What did the five individuals named by the Post on September 4—who were a mix of low-level bureaucrats, high-ranking officials, and one former advisor on the Defense Policy Board—have in common? They were all Jews.
That’s not all. The Post piece further explains that all “have strong ties to Israel,” and that three of them were “co-authors of a 1996 policy paper for then-Israeli Prime Minister Binyamin Netanyahu.” (Not mentioned was that the piece was neither commissioned nor funded nor sanctioned by Netanyahu or the Israeli government.)
Lest anyone still might not get that the five named Jews are possibly involved with dual loyalties to the Jewish state, the Post quoted “one source interviewed by the FBI about the defense officials” explaining the origins of the investigation: “‘The initial interest was: Do you believe certain people would spy for Israel and pass secret information?’”
What was the news value of such a story? It was supposedly a follow-up to previous recent stories about an actual FBI investigation into low-level Pentagon Iran analyst Larry Franklin, who is reportedly suspected of passing classified information to a pro-Israel U.S. lobbying group. But there was no story, at least not one with any news value.
Reading the piece closely, none of the five is actually a target of any investigation. The actual language is: “Investigators have specifically asked about a group of neoconservatives involved in defense issues.”
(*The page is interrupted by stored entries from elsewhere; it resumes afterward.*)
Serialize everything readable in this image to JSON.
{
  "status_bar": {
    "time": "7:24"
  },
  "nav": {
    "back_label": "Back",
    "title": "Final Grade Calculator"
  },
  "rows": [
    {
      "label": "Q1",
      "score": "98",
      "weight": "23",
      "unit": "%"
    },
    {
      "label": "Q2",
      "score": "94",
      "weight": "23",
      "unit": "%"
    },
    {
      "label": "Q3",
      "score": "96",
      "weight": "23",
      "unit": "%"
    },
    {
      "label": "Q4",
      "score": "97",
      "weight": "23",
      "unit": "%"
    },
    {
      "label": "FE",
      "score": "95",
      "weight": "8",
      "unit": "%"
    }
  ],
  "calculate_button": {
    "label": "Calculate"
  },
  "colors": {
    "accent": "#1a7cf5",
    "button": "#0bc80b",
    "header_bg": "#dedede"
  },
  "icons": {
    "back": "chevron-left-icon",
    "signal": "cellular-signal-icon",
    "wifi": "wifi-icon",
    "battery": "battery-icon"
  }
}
To a casual reader, however, such a distinction might not be apparent. Why else, after all, would a nationally esteemed news organization name names of low-level bureaucrats with no public profiles unless they had been convicted, indicted, or at least on the verge of one or the other?
An investigation alone is hardly newsworthy.
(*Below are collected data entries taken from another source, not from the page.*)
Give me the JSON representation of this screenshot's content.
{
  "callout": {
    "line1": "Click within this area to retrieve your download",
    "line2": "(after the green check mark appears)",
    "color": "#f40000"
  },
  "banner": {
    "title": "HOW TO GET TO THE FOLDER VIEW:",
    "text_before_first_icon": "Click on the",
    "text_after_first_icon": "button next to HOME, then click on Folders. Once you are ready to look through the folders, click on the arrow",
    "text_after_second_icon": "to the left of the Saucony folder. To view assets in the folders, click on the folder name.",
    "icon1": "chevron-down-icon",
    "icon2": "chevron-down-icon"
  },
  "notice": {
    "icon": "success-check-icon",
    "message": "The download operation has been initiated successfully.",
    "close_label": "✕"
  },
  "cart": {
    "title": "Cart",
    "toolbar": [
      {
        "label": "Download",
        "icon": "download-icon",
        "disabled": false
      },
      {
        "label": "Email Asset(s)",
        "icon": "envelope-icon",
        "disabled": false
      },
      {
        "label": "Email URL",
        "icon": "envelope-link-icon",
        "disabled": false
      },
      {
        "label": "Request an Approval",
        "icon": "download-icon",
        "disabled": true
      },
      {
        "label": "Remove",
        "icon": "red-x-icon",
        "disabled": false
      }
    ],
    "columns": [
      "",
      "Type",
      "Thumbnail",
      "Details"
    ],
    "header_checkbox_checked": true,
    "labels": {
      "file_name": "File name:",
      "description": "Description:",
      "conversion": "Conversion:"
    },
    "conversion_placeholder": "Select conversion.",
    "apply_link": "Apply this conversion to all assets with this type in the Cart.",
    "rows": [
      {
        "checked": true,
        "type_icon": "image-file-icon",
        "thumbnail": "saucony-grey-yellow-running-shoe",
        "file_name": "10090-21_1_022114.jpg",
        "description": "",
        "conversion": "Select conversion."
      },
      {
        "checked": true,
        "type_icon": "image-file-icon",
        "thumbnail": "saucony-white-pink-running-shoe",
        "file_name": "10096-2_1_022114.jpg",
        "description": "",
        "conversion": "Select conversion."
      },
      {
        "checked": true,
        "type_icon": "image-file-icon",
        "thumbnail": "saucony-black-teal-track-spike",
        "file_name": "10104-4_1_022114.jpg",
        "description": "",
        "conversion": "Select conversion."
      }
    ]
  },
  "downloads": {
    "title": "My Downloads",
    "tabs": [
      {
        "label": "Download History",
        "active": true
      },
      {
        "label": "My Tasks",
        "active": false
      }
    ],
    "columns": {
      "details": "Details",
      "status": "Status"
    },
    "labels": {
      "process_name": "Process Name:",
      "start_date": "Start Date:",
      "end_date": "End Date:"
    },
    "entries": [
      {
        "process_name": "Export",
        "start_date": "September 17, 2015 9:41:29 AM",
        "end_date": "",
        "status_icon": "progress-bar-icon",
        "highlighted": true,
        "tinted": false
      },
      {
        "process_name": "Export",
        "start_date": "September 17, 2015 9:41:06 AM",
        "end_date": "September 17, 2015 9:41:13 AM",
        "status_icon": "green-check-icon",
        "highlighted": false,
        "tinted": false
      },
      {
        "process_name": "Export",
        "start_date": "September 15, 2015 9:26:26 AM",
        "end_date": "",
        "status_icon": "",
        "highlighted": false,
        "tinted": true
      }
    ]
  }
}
Buried nine paragraphs into the 1,100-word article is an insistence from “Pentagon officials” that the five named Jews were not “the subjects of the intelligence leak investigation.” The Post knew full well that they were not targets of any investigation, otherwise they would have written that they were.
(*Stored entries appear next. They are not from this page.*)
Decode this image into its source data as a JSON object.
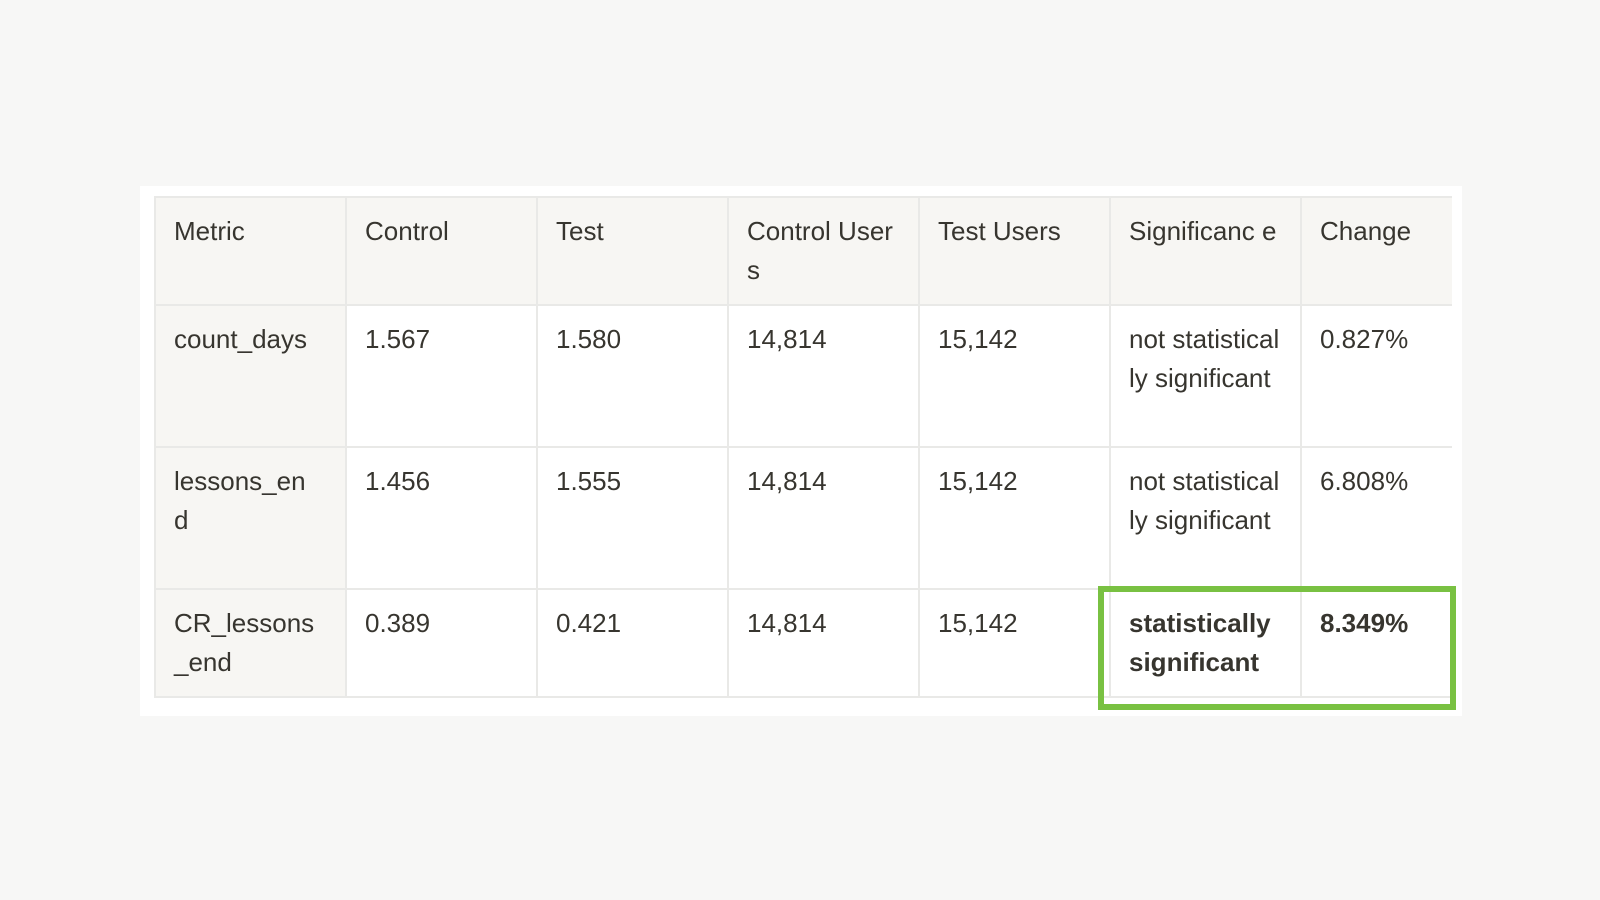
{
  "table": {
    "headers": [
      "Metric",
      "Control",
      "Test",
      "Control Users",
      "Test Users",
      "Significanc e",
      "Change"
    ],
    "rows": [
      {
        "metric": "count_days",
        "control": "1.567",
        "test": "1.580",
        "control_users": "14,814",
        "test_users": "15,142",
        "significance": "not statistically significant",
        "change": "0.827%"
      },
      {
        "metric": "lessons_en d",
        "control": "1.456",
        "test": "1.555",
        "control_users": "14,814",
        "test_users": "15,142",
        "significance": "not statistically significant",
        "change": "6.808%"
      },
      {
        "metric": "CR_lessons _end",
        "control": "0.389",
        "test": "0.421",
        "control_users": "14,814",
        "test_users": "15,142",
        "significance": "statistically significant",
        "change": "8.349%"
      }
    ]
  },
  "highlight": {
    "color": "#79c142"
  }
}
It is hard to imagine that exclusion of an explicit statement that the men were not formally under investigation was a mere oversight. Rather, it appears part of a pattern in which the Post has advanced the political cause of careerists at the State Department and the CIA.
For all the media coverage of a divide between the Pentagon and the State Department—true to a certain extent—the real rift is between careerist diplomats and intelligence officials and the political appointees in the foreign policy team, the latter of which are largely based at the Pentagon, though a handful are at State or at the Office of the Vice President.
These intra-administration fights are often brutal. While the so-called “neoconservatives”—the political appointees, many of whom have nothing “neo” about their conservatism—have largely stuck to fighting through traditional policy channels, the careerists at State and CIA have made sport of leaking damning accusations and baseless charges at the so-called neocons, particularly to the Post.
Notice that of the six Post stories on Franklin or potential espionage for Israel—which ran almost one right after the other, from August 28 to September 4—the paper’s State Department reporter, Robin Wright, had a byline on four and a contribution line on one. No other Post reporter was as involved.
How does an FBI investigation about an official (or possibly, officials) at the Pentagon involve the State Department?
The only apparent answer seems to be that Wright, who has a history of extremely chummy reporting of the agency for both the Post and previously for the Los Angeles Times, was needed to report the State Department’s party line. Not to knock her skills as a reporter—she has a solid reputation as a newshound—but Wright has no doubt been helped over the years by crafting pieces largely flattering for State, and she’s known as one of deputy secretary of state Richard Armitage’s favorite outlets.
Nearly a month later, the “questions” being asked about the five named individuals are, it seems, no longer being asked. According to one person recently interviewed by the FBI concerning the Franklin case, “It’s my understanding, after talking to others questioned by the FBI, that no one has been asked about them [the people named by the Post].”
The old adage goes that the charge runs on page one, the acquittal on page 29. If, as appears likely, not even an investigation results on the five named individuals, will the Post write a high-profile story about them being cleared of charges that were never brought?